Прижимая левую руку к рёбрам и вздрагивая на каждом шагу от нарастающей боли, я поплёлся к кирпичному зданию. Возле ангаров стояла охрана. Ещё несколько человек на небольшом полигоне упражнялись в ведении боевых действий. Под команды инструктора бойцы падали на землю, перекатывались, вскакивали, бежали вперёд на полусогнутых.
Вооружённых людей было много. Почти у всех калаши и обязательный атрибут – резиновая дубинка. Комаров они ими отгоняют? Или меж собой потешные бои устраивают? Вряд ли кто-то из гражданских сюда сунется, а если попробуют, то охрана на воротах мгновенно завернёт, а особо ретивых мордой в пыль уложит. Так что дубинки на поясах смотрелись как отживший своё артефакт.
Возле администрации был выложен полукруг из мешков с песком, накрытый сверху брезентом. Из узкой бойницы высовывался ствол ручного пулемёта. Я напрягся. Пулемёты, вышки, инструктора – всё это говорило о серьёзности организации, и значит, попал я тоже серьёзно.
Ствол пулемёта дёрнулся и перенаправился на нас. От ощущения опасности меня начало подташнивать.
Музыкант поднял руку.
– Креол, под дозой что ли? Шлак к командиру веду. Колтун велел.
Ствол вернулся на прежний вектор.
Внутри здания сидел дежурный.
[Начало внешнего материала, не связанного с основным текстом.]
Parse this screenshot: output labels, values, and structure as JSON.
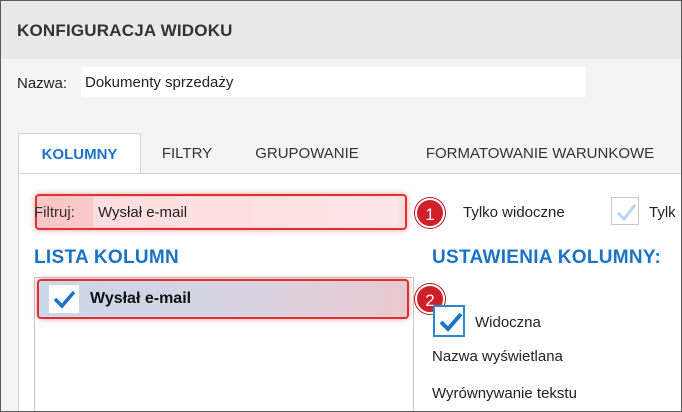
{
  "window": {
    "title": "KONFIGURACJA WIDOKU"
  },
  "name_field": {
    "label": "Nazwa:",
    "value": "Dokumenty sprzedaży"
  },
  "tabs": [
    {
      "label": "KOLUMNY",
      "active": true
    },
    {
      "label": "FILTRY",
      "active": false
    },
    {
      "label": "GRUPOWANIE",
      "active": false
    },
    {
      "label": "FORMATOWANIE WARUNKOWE",
      "active": false
    }
  ],
  "filter": {
    "label": "Filtruj:",
    "value": "Wysłał e-mail"
  },
  "options": {
    "only_visible_label": "Tylko widoczne",
    "truncated_label": "Tylk"
  },
  "callouts": {
    "one": "1",
    "two": "2"
  },
  "columns_list": {
    "header": "LISTA KOLUMN",
    "items": [
      {
        "label": "Wysłał e-mail",
        "checked": true,
        "selected": true
      }
    ]
  },
  "column_settings": {
    "header": "USTAWIENIA KOLUMNY:",
    "visible_label": "Widoczna",
    "visible_checked": true,
    "display_name_label": "Nazwa wyświetlana",
    "text_align_label": "Wyrównywanie tekstu"
  },
  "colors": {
    "accent": "#1b73c7",
    "highlight_border": "#e03030",
    "badge": "#d11f2a",
    "title_bar": "#e9e9e9"
  }
}
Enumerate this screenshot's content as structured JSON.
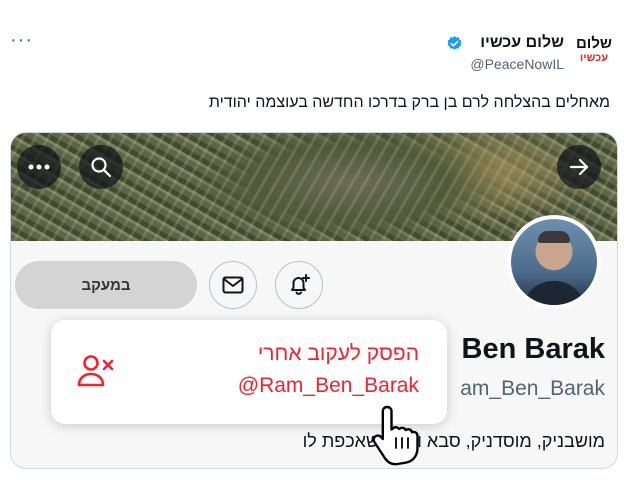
{
  "tweet": {
    "more_icon": "more-horizontal-icon",
    "logo_line1": "שלום",
    "logo_line2": "עכשיו",
    "display_name": "שלום עכשיו",
    "verified_icon": "verified-badge-icon",
    "handle": "@PeaceNowIL",
    "text": "מאחלים בהצלחה לרם בן ברק בדרכו החדשה בעוצמה יהודית"
  },
  "profile_card": {
    "banner_buttons": {
      "more_icon": "more-horizontal-icon",
      "search_icon": "search-icon",
      "forward_icon": "arrow-right-icon"
    },
    "follow_button_label": "במעקב",
    "message_icon": "envelope-icon",
    "notify_icon": "bell-plus-icon",
    "name": "Ben Barak",
    "handle": "am_Ben_Barak",
    "bio": "מושבניק, מוסדניק, סבא ואחד שאכפת לו"
  },
  "popup": {
    "icon": "unfollow-user-icon",
    "line1": "הפסק לעקוב אחרי",
    "line2": "@Ram_Ben_Barak"
  },
  "cursor_icon": "hand-pointer-icon",
  "colors": {
    "danger": "#f4212e",
    "verified": "#1d9bf0",
    "muted": "#536471",
    "logo_accent": "#e2261c"
  }
}
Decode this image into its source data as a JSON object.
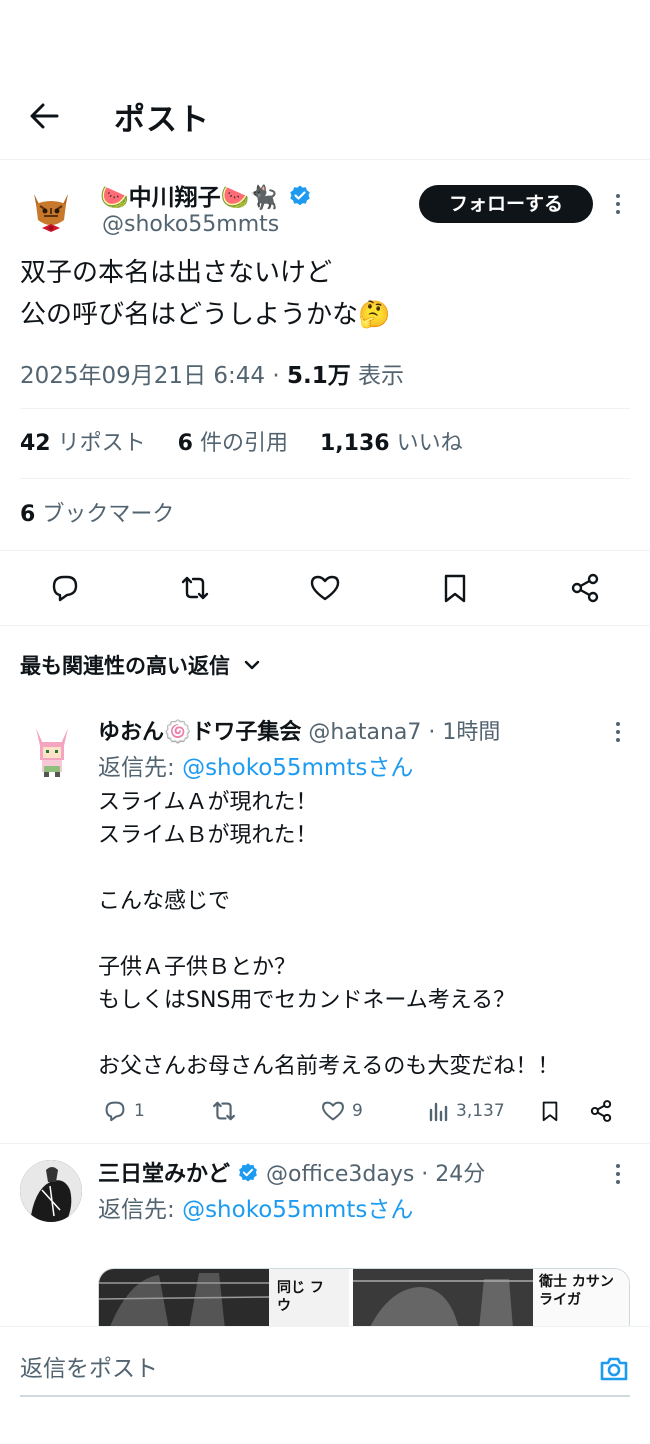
{
  "header": {
    "title": "ポスト"
  },
  "post": {
    "author_name": "🍉中川翔子🍉🐈‍⬛",
    "author_handle": "@shoko55mmts",
    "follow_label": "フォローする",
    "body_line1": "双子の本名は出さないけど",
    "body_line2": "公の呼び名はどうしようかな🤔",
    "timestamp": "2025年09月21日 6:44",
    "views": "5.1万",
    "views_label": "表示",
    "reposts": "42",
    "reposts_label": "リポスト",
    "quotes": "6",
    "quotes_label": "件の引用",
    "likes": "1,136",
    "likes_label": "いいね",
    "bookmarks": "6",
    "bookmarks_label": "ブックマーク"
  },
  "replies_sort": {
    "label": "最も関連性の高い返信"
  },
  "replies": [
    {
      "name": "ゆおん🍥ドワ子集会",
      "handle": "@hatana7",
      "time": "1時間",
      "reply_to_prefix": "返信先:",
      "reply_to_handle": "@shoko55mmtsさん",
      "text": "スライムＡが現れた！\nスライムＢが現れた！\n\nこんな感じで\n\n子供Ａ子供Ｂとか？\nもしくはSNS用でセカンドネーム考える？\n\nお父さんお母さん名前考えるのも大変だね！！",
      "reply_count": "1",
      "like_count": "9",
      "view_count": "3,137"
    },
    {
      "name": "三日堂みかど",
      "handle": "@office3days",
      "time": "24分",
      "reply_to_prefix": "返信先:",
      "reply_to_handle": "@shoko55mmtsさん",
      "media_text_a": "同じ フウ",
      "media_text_b": "衛士 カサン ライガ"
    }
  ],
  "compose": {
    "placeholder": "返信をポスト"
  },
  "colors": {
    "text": "#0f1419",
    "secondary": "#536471",
    "link": "#1d9bf0",
    "verified": "#1d9bf0",
    "divider": "#eff3f4"
  }
}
Он развалился в офисном кресле, вытянув ноги и сложив руки на груди. В углу висела камера, направленная линзой на вход. Ещё одна камера, закреплённая на стене за спиной дежурного, таращилась на массивную железную дверь возле лестницы. На столе стоял термос.
Я почувствовал, что хочу пить; можно компот или чаю, а лучше чашечку ристретто, потому что вместе с ним подают стакан чистой холодной воды. Ристретто меня взбодрит, а вода утолит жажду.
– Куда? – не меняя позы, спросил дежурный.
– Вы все с утра обдолбались что ли? – скривился Музыкант. – Креол вовсе под передозом, стволом в рожу тычет. Куда я со шлаком идти могу?
Дежурный зевнул.
– Скучно.
– Тогда вали в полевую группу, там не соскучишься. – Боевик толкнул меня в спину. – Двигай на второй этаж.
Лестница перешла в длинный полутёмный коридор. Табличек на дверях не было, Музыкант указал на третью дверь по ходу. В кабинете за столом сидел мужчина в таком же камуфляже, как и остальные. Глядя на него, я бы не сказал, что он начальник, отличие заключалось лишь в открытой нагрудной кобуре, из которой торчала рукоять револьвера. И ещё на левом рукаве был нашит шеврон в виде направленного острым углом вниз зелёного треугольника.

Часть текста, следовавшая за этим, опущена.